One very simple but important question is exactly how to quantify the 'strength' of a peak. In a very broad sense, we want to identify regions where the depth of the peak is significantly more in the experimental condition than in the control (or significantly less to find depleted regions). However, this idea of relative depth depends on two things: the raw number of reads in each condition as well as the fold ratio of reads between the two conditions. To illustrate this, observe this figure from (Park, Nature Reviews Genetics, 2009). In the left example, the ratio between the two conditions is relatively low (1.5-fold change) and the raw read counts are also low, so we consider this slight enrichment to be not significant. On the right, on the other hand, we have two examples of scenarios which we are more likely to want to call significant: one is having a high fold ratio despite relatively low read counts (in other words, a 4 fold enrichment should be significant even if it is only on a small scale), and the other is having a low fold ratio but having high read counts (a 1.5-fold enrichment given 100-150 reads at that region is much more likely to represent a true binding event, although perhaps a weak one). Of course, the scenario that isn't illustrated here is the most desirable, where the region displays a high fold ratio as well as a high number of raw reads. Also note that, although it is the most widely used, a ratio of reads between the two conditions isn't the only way to quantify enrichment; one can also use the absolute difference in read counts (Experiment - Control) or the proportion of read counts attributed to the experimental condition (Experiment / (Experiment + Control)).

Another aspect to consider is the fact that ChIP-seq can be performed using any antibody, so it can be applied to anything from transcription factors to histone modifications, as described above. Consistent with the differing biological functions of different transcription factors as well as the fact that histone modifications can mark specific regions as well as larger domains, this means that ChIP-seq performed using different antibodies will yield differently shaped peaks. These peak shapes are typically split into sharp, broad, and mixed, where sharp reflects specific binding events or histone modifications at regulatory elements, broad reflects longer domains such as repressed regions, and mixed is found when analyzing factors or marks that can generate both types of peaks, such as RNA Polymerase II. See the figure from (Sims et al., Nature Reviews Genetics, 2014) for an illustration of the different types of peaks. It should be clear that different statistical models are required for identifying peaks of each type, as a broad peak, which might have a somewhat lower number of reads at any one position but be spread across a larger region, will not look the same as a sharp peak, which will have more reads in a smaller region.

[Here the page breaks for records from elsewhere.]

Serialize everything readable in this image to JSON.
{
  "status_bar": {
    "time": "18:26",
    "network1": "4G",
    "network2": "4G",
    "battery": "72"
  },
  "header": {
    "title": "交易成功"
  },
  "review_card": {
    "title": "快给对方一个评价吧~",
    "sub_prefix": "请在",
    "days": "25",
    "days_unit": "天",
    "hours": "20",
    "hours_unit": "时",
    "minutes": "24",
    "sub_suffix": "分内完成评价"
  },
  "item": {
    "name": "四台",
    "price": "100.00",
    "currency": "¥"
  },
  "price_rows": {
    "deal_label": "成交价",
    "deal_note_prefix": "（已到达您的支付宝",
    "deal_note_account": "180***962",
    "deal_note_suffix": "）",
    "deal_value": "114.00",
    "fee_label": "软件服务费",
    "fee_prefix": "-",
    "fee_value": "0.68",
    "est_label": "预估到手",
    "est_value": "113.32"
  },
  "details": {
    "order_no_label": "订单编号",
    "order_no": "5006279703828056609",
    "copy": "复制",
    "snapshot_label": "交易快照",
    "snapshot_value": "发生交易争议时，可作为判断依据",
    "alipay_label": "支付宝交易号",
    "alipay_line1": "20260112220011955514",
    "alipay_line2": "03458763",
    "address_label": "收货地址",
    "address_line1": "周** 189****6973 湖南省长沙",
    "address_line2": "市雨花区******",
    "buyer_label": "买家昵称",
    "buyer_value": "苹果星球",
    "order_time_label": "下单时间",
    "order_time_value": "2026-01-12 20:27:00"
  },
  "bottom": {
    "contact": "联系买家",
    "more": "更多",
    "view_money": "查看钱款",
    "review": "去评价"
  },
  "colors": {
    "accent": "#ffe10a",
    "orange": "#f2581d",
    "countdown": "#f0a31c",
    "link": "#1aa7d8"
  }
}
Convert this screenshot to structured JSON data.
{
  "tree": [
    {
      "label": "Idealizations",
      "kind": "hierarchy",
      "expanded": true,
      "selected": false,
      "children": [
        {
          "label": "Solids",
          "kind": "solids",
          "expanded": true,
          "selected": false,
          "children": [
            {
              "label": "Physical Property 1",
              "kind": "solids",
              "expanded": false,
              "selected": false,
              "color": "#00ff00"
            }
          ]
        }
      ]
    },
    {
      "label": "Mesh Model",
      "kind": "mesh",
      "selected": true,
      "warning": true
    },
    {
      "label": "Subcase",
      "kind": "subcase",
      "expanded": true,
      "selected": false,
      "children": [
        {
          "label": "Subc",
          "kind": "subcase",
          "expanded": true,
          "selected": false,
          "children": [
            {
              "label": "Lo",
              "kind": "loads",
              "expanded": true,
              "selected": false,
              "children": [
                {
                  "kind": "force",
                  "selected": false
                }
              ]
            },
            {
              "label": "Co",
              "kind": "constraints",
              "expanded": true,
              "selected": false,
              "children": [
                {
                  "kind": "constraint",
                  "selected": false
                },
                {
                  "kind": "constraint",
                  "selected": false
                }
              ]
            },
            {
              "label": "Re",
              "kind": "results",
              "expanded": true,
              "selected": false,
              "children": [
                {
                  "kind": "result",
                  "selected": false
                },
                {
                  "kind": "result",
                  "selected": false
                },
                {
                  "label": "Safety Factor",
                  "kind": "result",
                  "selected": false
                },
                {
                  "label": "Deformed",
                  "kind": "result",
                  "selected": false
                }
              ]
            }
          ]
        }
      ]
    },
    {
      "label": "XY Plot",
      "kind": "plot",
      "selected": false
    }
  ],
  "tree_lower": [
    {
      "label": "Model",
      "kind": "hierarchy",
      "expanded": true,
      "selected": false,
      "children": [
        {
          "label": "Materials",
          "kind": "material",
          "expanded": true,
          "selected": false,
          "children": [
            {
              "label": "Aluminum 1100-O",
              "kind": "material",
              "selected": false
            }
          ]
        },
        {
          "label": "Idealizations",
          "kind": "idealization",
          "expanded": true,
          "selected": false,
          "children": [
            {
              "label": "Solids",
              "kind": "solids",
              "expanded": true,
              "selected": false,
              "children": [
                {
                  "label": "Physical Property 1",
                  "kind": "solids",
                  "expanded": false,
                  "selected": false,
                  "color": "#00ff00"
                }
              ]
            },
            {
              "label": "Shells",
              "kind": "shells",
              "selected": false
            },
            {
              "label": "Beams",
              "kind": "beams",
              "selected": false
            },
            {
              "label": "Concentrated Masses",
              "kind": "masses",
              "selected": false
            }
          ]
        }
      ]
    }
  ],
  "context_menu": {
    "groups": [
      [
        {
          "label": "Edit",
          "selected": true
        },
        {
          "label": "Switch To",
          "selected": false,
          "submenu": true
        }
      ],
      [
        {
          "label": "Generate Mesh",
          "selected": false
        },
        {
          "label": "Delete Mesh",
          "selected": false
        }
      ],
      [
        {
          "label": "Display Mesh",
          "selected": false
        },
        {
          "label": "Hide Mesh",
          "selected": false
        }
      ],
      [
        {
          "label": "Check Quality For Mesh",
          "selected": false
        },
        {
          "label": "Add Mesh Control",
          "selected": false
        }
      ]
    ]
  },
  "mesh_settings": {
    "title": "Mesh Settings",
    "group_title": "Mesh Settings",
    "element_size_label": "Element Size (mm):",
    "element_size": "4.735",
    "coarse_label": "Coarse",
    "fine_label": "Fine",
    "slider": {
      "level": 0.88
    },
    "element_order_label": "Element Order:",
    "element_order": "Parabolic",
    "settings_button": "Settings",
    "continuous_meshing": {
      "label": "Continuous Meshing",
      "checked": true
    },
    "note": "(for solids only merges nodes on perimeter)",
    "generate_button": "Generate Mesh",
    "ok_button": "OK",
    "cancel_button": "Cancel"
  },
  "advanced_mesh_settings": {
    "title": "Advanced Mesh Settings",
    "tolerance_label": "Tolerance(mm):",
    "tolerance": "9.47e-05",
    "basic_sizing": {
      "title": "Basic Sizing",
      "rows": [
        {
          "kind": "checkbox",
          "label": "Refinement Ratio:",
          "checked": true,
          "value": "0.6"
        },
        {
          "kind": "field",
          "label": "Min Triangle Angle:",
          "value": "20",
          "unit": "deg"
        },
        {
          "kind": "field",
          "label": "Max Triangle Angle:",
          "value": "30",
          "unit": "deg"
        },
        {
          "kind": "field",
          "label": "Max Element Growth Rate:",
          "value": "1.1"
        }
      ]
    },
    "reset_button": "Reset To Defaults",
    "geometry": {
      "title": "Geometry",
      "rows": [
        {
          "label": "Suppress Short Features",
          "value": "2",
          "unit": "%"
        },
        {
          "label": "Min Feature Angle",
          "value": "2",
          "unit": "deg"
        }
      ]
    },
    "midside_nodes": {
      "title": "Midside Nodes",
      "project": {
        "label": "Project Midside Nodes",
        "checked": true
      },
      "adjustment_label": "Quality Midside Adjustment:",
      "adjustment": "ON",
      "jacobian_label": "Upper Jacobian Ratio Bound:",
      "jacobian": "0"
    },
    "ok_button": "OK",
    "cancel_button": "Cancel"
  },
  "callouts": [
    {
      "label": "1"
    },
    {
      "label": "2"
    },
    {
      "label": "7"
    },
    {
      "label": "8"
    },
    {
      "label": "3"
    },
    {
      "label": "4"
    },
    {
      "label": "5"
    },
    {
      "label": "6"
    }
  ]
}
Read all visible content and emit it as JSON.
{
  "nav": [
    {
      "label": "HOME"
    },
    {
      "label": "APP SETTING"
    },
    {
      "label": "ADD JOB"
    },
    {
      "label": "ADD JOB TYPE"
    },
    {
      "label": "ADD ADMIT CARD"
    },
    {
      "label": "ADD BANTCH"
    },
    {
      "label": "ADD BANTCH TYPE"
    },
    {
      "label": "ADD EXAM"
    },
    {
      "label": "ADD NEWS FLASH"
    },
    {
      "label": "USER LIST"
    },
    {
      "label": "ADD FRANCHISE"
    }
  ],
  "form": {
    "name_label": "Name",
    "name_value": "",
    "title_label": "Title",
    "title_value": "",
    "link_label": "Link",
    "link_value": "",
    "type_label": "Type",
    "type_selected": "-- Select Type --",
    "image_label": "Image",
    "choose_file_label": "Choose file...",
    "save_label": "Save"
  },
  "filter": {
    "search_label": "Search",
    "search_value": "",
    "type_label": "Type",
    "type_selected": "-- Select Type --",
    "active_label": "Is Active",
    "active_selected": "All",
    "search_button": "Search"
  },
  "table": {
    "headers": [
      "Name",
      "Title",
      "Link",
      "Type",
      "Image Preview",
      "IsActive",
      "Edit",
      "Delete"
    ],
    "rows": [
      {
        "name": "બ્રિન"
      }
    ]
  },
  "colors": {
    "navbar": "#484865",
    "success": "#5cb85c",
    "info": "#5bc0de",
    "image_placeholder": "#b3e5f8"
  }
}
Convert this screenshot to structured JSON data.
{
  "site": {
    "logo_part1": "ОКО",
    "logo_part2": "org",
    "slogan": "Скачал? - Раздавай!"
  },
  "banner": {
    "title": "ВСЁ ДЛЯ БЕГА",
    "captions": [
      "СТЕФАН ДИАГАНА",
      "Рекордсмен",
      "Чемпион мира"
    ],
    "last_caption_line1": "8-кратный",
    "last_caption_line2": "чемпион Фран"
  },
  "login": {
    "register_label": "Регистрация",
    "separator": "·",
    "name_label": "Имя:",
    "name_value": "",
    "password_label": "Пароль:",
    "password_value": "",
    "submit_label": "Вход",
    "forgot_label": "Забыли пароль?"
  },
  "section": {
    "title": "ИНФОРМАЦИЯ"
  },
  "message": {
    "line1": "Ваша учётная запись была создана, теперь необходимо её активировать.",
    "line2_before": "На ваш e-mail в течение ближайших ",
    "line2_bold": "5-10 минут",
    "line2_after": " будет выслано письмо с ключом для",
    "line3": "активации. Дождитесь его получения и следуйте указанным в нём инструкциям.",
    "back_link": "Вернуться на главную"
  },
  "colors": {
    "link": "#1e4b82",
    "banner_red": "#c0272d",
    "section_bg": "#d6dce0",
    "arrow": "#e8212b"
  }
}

There are clearly many things to take into account when performing ChIP-seq analysis, and there are a plethora of software tools that have been developed for ChIP-seq analysis that each deal differently with these issues. For this class, we are going to focus on a single tool, which is currently the most commonly used, called Model-based analysis of ChIP-seq data (MACS), but if you use ChIP-seq for your own research, we would encourage you to compare different tools to figure out which is the most appropriate for your project.

As you probably noticed, I used a lot of figures from a nice ChIP-seq review; if you want a more in-depth discussion of some of these issues, I highly recommend this paper, which is now slightly out of date but still gives a very good background on the technology and its applications: Park, P.J., 2009. ChIP–seq: advantages and challenges of a maturing technology. Nature Reviews Genetics, 10(10), pp.669-680. (http://www.nature.com/nrg/journal/v10/n10/full/nrg2641.html)

5. Questions

1. In ChIP-seq library preparation, what step filters DNA fragments bound to our protein of interest from DNA fragments bound to any protein?

2. Describe why ChIP-seq reads pile up in two distinct peaks at a binding site when mapped to the reference genome.